Quand ils trouvèrent un coin pour passer la journée à se reposer, sans trop se faire remarquer, ils avaient passé la frontière depuis plus d’une bonne heure. Ils instaurèrent tout de même des tours de garde. Les jours et les nuits suivants s’écoulèrent au même rythme et de la même manière. Par sécurité et au cas où, ils continuèrent à voler de nuit jusqu’à ce qu’ils se soient définitivement éloignés du Kwuna. En dehors d’Elios, cela faisait belle lurette qu’un dragon n’avait pas quitté le pays, et encore moins été aussi loin. Même Morlo ne se souvenait pas qu’un de ses congénères soit parti pour parcourir autant de distance, pour partir à l’aventure ou autre. Au fur et à mesure, Elios expliquait à ses compagnons de route où ils étaient et ce qu’ils voyaient. Il leur racontait aussi ce qu’ils allaient trouver en Colbatie, comment ils allaient pouvoir vivre, mais également ce qu’ils allaient devoir respecter.

Alors qu’ils étaient à une grosse semaine d’entrer en Colbatie, au moment où ils s’arrêtaient pour la nuit, après s’être alimenté, Elios s’adressa à Morlo :

- Je vais vous laisser quelque temps. J’ai une petite affaire à régler. Il vous suffira de continuer dans cette direction.

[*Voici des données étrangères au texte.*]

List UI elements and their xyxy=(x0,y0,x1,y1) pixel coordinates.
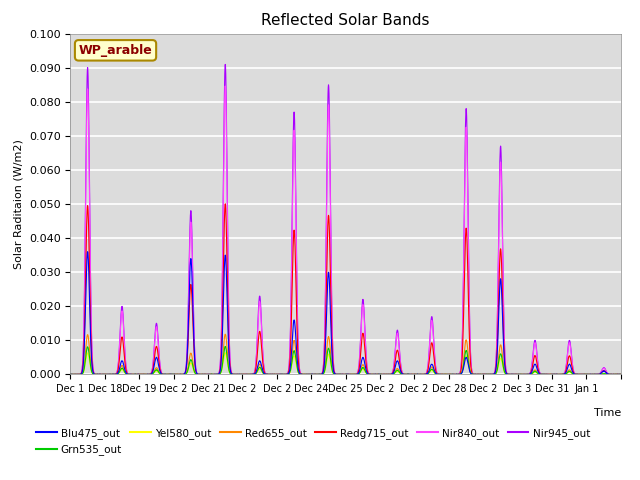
Title: Reflected Solar Bands: Reflected Solar Bands xyxy=(261,13,430,28)
Y-axis label: Solar Raditaion (W/m2): Solar Raditaion (W/m2) xyxy=(13,139,24,269)
Legend: Blu475_out, Grn535_out, Yel580_out, Red655_out, Redg715_out, Nir840_out, Nir945_: Blu475_out, Grn535_out, Yel580_out, Red6… xyxy=(31,424,594,459)
Text: WP_arable: WP_arable xyxy=(79,44,152,57)
Text: Time: Time xyxy=(593,408,621,419)
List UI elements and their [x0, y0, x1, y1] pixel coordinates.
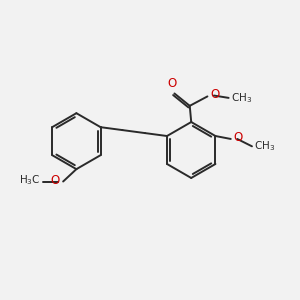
Text: H$_3$C: H$_3$C	[20, 173, 41, 187]
Text: CH$_3$: CH$_3$	[254, 140, 275, 153]
Text: CH$_3$: CH$_3$	[231, 91, 252, 105]
Text: O: O	[168, 76, 177, 90]
Text: O: O	[210, 88, 220, 101]
Text: O: O	[50, 173, 59, 187]
Text: O: O	[234, 131, 243, 144]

- Je ne sais pas pourquoi, mais j’ai comme une idée de ce qu’est cette «petite affaire à régler». Et je ne sais pas si c’est une bonne idée.

- Pourtant, je sais que vous savez que je ne peux pas la laisser. Aussi bien elle que celles qui sont avec elle.

- Oui, je le sais. Mais je sais aussi que tu risques de ne pas en revenir vivant. Tu sais largement aussi bien que moi que la ville et le camp de Kwunamé sont extrêmement bien gardés. Qu’il y a nombre de mages et de dragons impériaux.

- Peut-être, mais au moins, j’aurais tenté. Si je ne tente pas de les sortir de là, alors que je n’étais déjà pas là pour les protéger, je m’en voudrais toute ma vie. Déjà que je n’arrive pas à m’enlever tout ça de la tête… Je n’arriverais pas à vivre avec ça, si je ne tente rien. Surtout, en me disant que Elyase doit souffrir et m’en vouloir. Car je ne pense pas que la vie qui leur est réservée soit une vie de rêve.

- Je te comprends mon ami. Mais sache que je serais vraiment peiné de te perdre toi aussi. Je sais que tu es fort et malin. Donc, même s’il y a une petite dose de vengeance dans ton acte, je sais que tu n’irais pas plonger dans le cratère du volcan, tête baissée, les yeux fermés et sans réfléchir. Je pense que tu as un plan.

- Effectivement, j’ai un plan de base.

- Mais j’ai comme idée que tu ne m’en diras pas plus.

- Vous voyez juste. D’autant plus que les plans, souvent, ne se réalisent pas exactement comme prévu, et qu’il faut s’attendre à une certaine dose d’improvisation.